January 10 to March 29, 2002 Exhibited at the Archives’ New York Research Center
The definition of American folk art is notoriously difficult to pin down. In the twentieth century “folk art” has embraced everything from Pennsylvania German frakturs to eccentric architectural environments.
Holger Cahill in his landmark 1932 exhibition American Folk Art: The Art of the Common Man in America, for the Museum of Modern Art, looked to the pre-industrial past for “the simple and unaffected childlike expression of men and women who had little or no school training in art, and who did not even know that they were producing art.” In the 1940s, art critic and collector Jean Lipman pointed to folk art as the product of a great democracy. It was spontaneous, home-grown, non-derivative, and non-academic. Three decades later, Herbert Waide Hemphill, Jr., and Julia Weissman in their book Twentieth Century American Folk Art and Artists, expanded the scope to include living artists, and asserted that &ldqou;the vision of the folk artist is a private one, a personal universe, a world of his own making,” unaffected by the mainstream art world.

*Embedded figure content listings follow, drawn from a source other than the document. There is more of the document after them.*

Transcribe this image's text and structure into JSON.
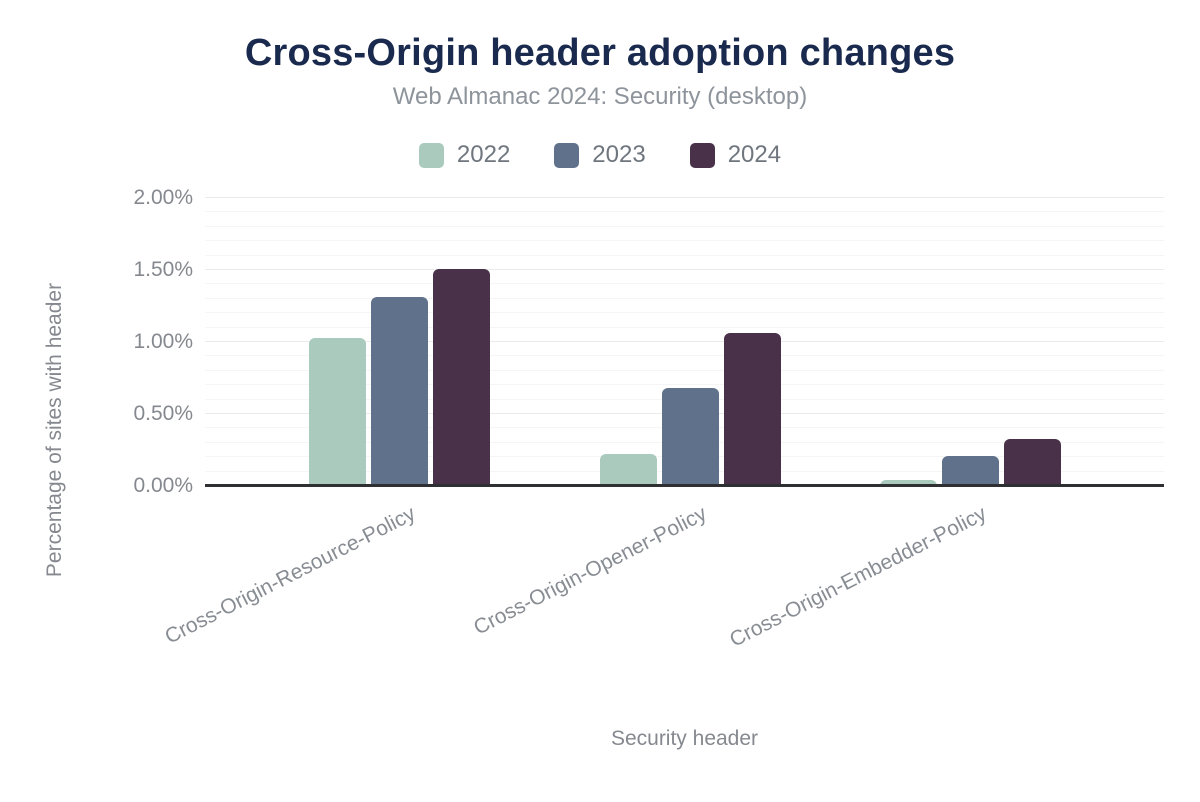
{
  "chart_data": {
    "type": "bar",
    "title": "Cross-Origin header adoption changes",
    "subtitle": "Web Almanac 2024: Security (desktop)",
    "categories": [
      "Cross-Origin-Resource-Policy",
      "Cross-Origin-Opener-Policy",
      "Cross-Origin-Embedder-Policy"
    ],
    "series": [
      {
        "name": "2022",
        "color": "#a9cabc",
        "values": [
          1.03,
          0.22,
          0.04
        ]
      },
      {
        "name": "2023",
        "color": "#60718b",
        "values": [
          1.31,
          0.68,
          0.21
        ]
      },
      {
        "name": "2024",
        "color": "#483149",
        "values": [
          1.51,
          1.06,
          0.33
        ]
      }
    ],
    "unit": "%",
    "xlabel": "Security header",
    "ylabel": "Percentage of sites with header",
    "ylim": [
      0,
      2.0
    ],
    "yticks": [
      {
        "value": 0.0,
        "label": "0.00%"
      },
      {
        "value": 0.5,
        "label": "0.50%"
      },
      {
        "value": 1.0,
        "label": "1.00%"
      },
      {
        "value": 1.5,
        "label": "1.50%"
      },
      {
        "value": 2.0,
        "label": "2.00%"
      }
    ],
    "y_minor_step": 0.1,
    "y_major_step": 0.5,
    "grid": true,
    "legend_position": "top"
  },
  "colors": {
    "title": "#1a2a4e",
    "subtitle": "#8e949b",
    "axis_line": "#2f3033",
    "tick_label": "#85898f",
    "grid_minor": "#f5f5f5",
    "grid_major": "#ebebeb",
    "background": "#ffffff"
  }
}
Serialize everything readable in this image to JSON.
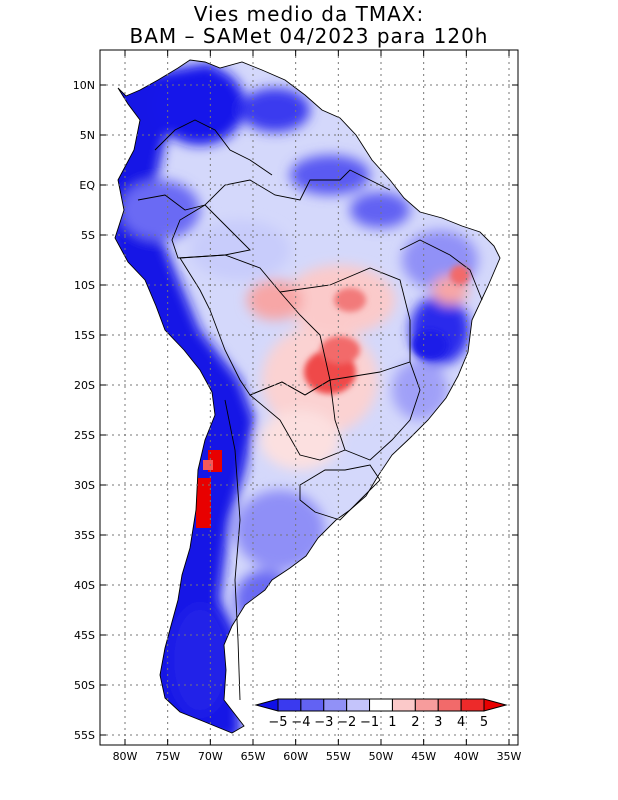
{
  "title": {
    "line1": "Vies medio da TMAX:",
    "line2": "BAM – SAMet 04/2023  para 120h"
  },
  "map": {
    "region": "South America",
    "field": "TMAX bias",
    "lon_range": [
      -83,
      -34
    ],
    "lat_range": [
      -56,
      12
    ],
    "lon_ticks": [
      "80W",
      "75W",
      "70W",
      "65W",
      "60W",
      "55W",
      "50W",
      "45W",
      "40W",
      "35W"
    ],
    "lon_tick_values": [
      -80,
      -75,
      -70,
      -65,
      -60,
      -55,
      -50,
      -45,
      -40,
      -35
    ],
    "lat_ticks": [
      "10N",
      "5N",
      "EQ",
      "5S",
      "10S",
      "15S",
      "20S",
      "25S",
      "30S",
      "35S",
      "40S",
      "45S",
      "50S",
      "55S"
    ],
    "lat_tick_values": [
      10,
      5,
      0,
      -5,
      -10,
      -15,
      -20,
      -25,
      -30,
      -35,
      -40,
      -45,
      -50,
      -55
    ],
    "gridlines": "dotted"
  },
  "colorbar": {
    "labels": [
      "−5",
      "−4",
      "−3",
      "−2",
      "−1",
      "1",
      "2",
      "3",
      "4",
      "5"
    ],
    "colors": [
      "#1010e8",
      "#3a3aef",
      "#6262f3",
      "#9191f7",
      "#c4c4fb",
      "#ffffff",
      "#fbc9c9",
      "#f79c9c",
      "#f26a6a",
      "#ed2a2a",
      "#e80000"
    ],
    "extend": "both"
  }
}
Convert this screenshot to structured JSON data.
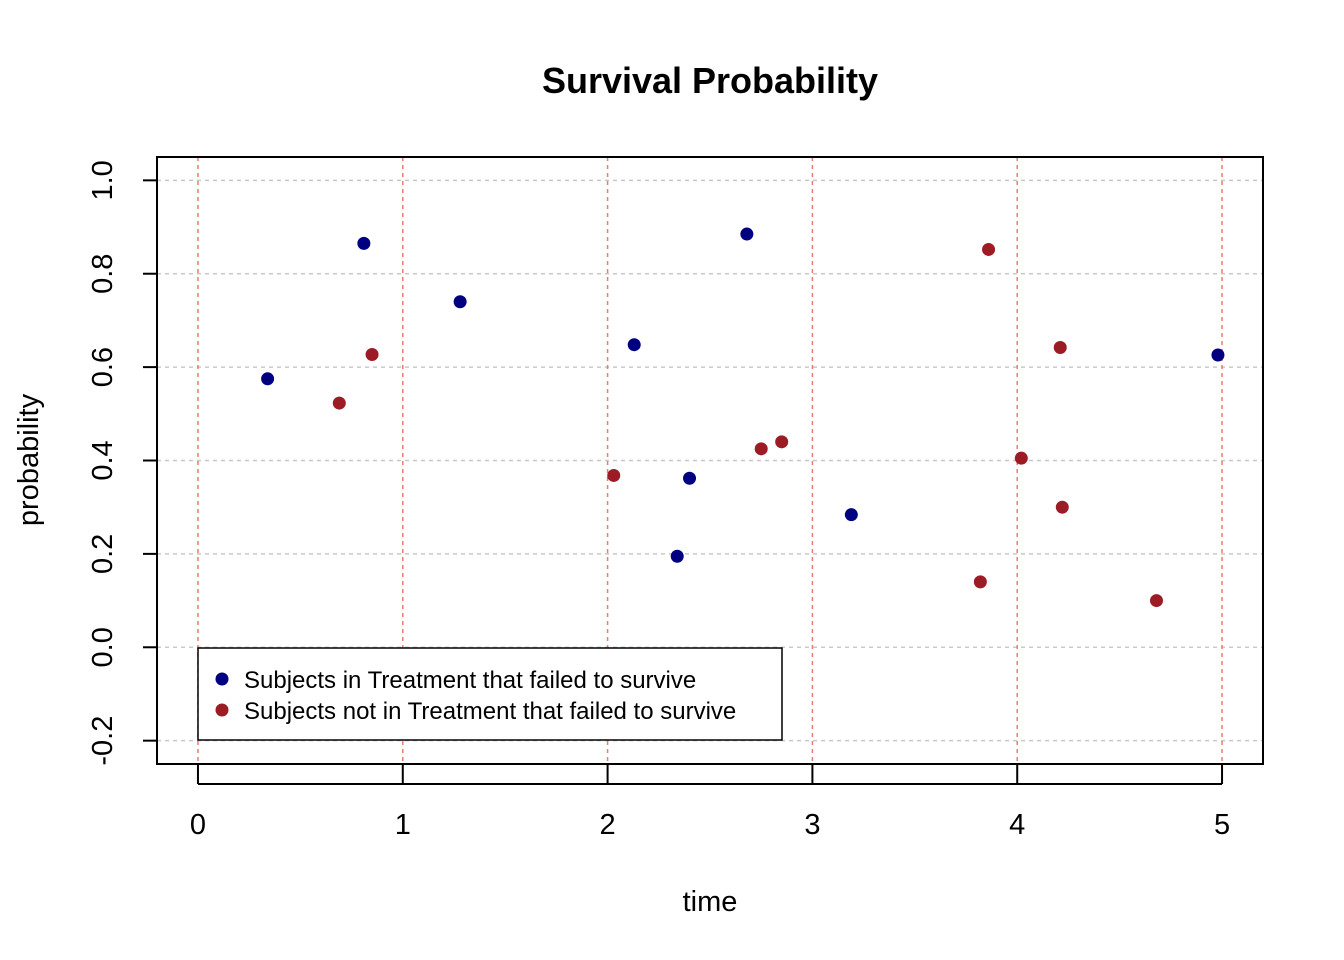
{
  "chart_data": {
    "type": "scatter",
    "title": "Survival Probability",
    "xlabel": "time",
    "ylabel": "probability",
    "xlim": [
      -0.2,
      5.2
    ],
    "ylim": [
      -0.25,
      1.05
    ],
    "x_ticks": [
      "0",
      "1",
      "2",
      "3",
      "4",
      "5"
    ],
    "y_ticks": [
      "-0.2",
      "0.0",
      "0.2",
      "0.4",
      "0.6",
      "0.8",
      "1.0"
    ],
    "x_grid_color": "#E08070",
    "y_grid_color": "#C8C8C8",
    "legend_position": "bottom-left",
    "series": [
      {
        "name": "Subjects in Treatment that failed to survive",
        "color": "#000080",
        "points": [
          {
            "x": 0.34,
            "y": 0.575
          },
          {
            "x": 0.81,
            "y": 0.865
          },
          {
            "x": 1.28,
            "y": 0.74
          },
          {
            "x": 2.13,
            "y": 0.648
          },
          {
            "x": 2.34,
            "y": 0.195
          },
          {
            "x": 2.4,
            "y": 0.362
          },
          {
            "x": 2.68,
            "y": 0.885
          },
          {
            "x": 3.19,
            "y": 0.284
          },
          {
            "x": 4.98,
            "y": 0.626
          }
        ]
      },
      {
        "name": "Subjects not in Treatment that failed to survive",
        "color": "#9B1C24",
        "points": [
          {
            "x": 0.69,
            "y": 0.523
          },
          {
            "x": 0.85,
            "y": 0.627
          },
          {
            "x": 2.03,
            "y": 0.368
          },
          {
            "x": 2.75,
            "y": 0.425
          },
          {
            "x": 2.85,
            "y": 0.44
          },
          {
            "x": 3.82,
            "y": 0.14
          },
          {
            "x": 3.86,
            "y": 0.852
          },
          {
            "x": 4.02,
            "y": 0.405
          },
          {
            "x": 4.21,
            "y": 0.642
          },
          {
            "x": 4.22,
            "y": 0.3
          },
          {
            "x": 4.68,
            "y": 0.1
          }
        ]
      }
    ]
  }
}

The Archives of American Art has collected a wealth of primary sources documenting the contested terrain of American folk art. In celebration of the opening of the American Folk Art Museum’s new building at 45 West 53rd Street, the Archives presents selected documents from the papers of the tastemakers who advanced the aesthetic appreciation of these individual expressions.
View Items from This Exhibition
American Traditions: A Taste for Folk Art
Sister Sarah braiding a chair, ca. 1936
Photograph of Sister Sarah braiding a chair. Part of a press package to promote the exhibition “New Horizons in American Art” at the Museum of Modern Art. Photograph by Vincenti-Herlick.
Edith Halpert's American Folk Art Gallery, incorporated on October 9, 1931, was located on the second floor above the Downtown Gallery at 113 West 13th Street in New York.
Painter Charles Sheeler (b. 1883 d. 1965) and his dealer Edith Halpert, 1953. Sheeler had a first-rate collection of folk art and particularly Shaker objects, which he sometimes included in his paintings. Photograph by Musya S. Sheeler.
Catalogue of weather vanes manufactured by L.W. Cushing and Sons, 1883
Creator: L.W. Cushing and Sons
Edith Halpert collected wood and iron weathervane molds produced by this firm, and in 1954 reproduced six of the most aesthetically desirable models, each in a limited edition of fifty.
David Goldsmith’s (b. 1901 d. 1980) Tin Man, ca. 1930, in the window of Goldsmith’s West End Sheet Metal and Roofing Works in Long Island City, now in the collection of the American Folk Art Museum. Photographer unknown.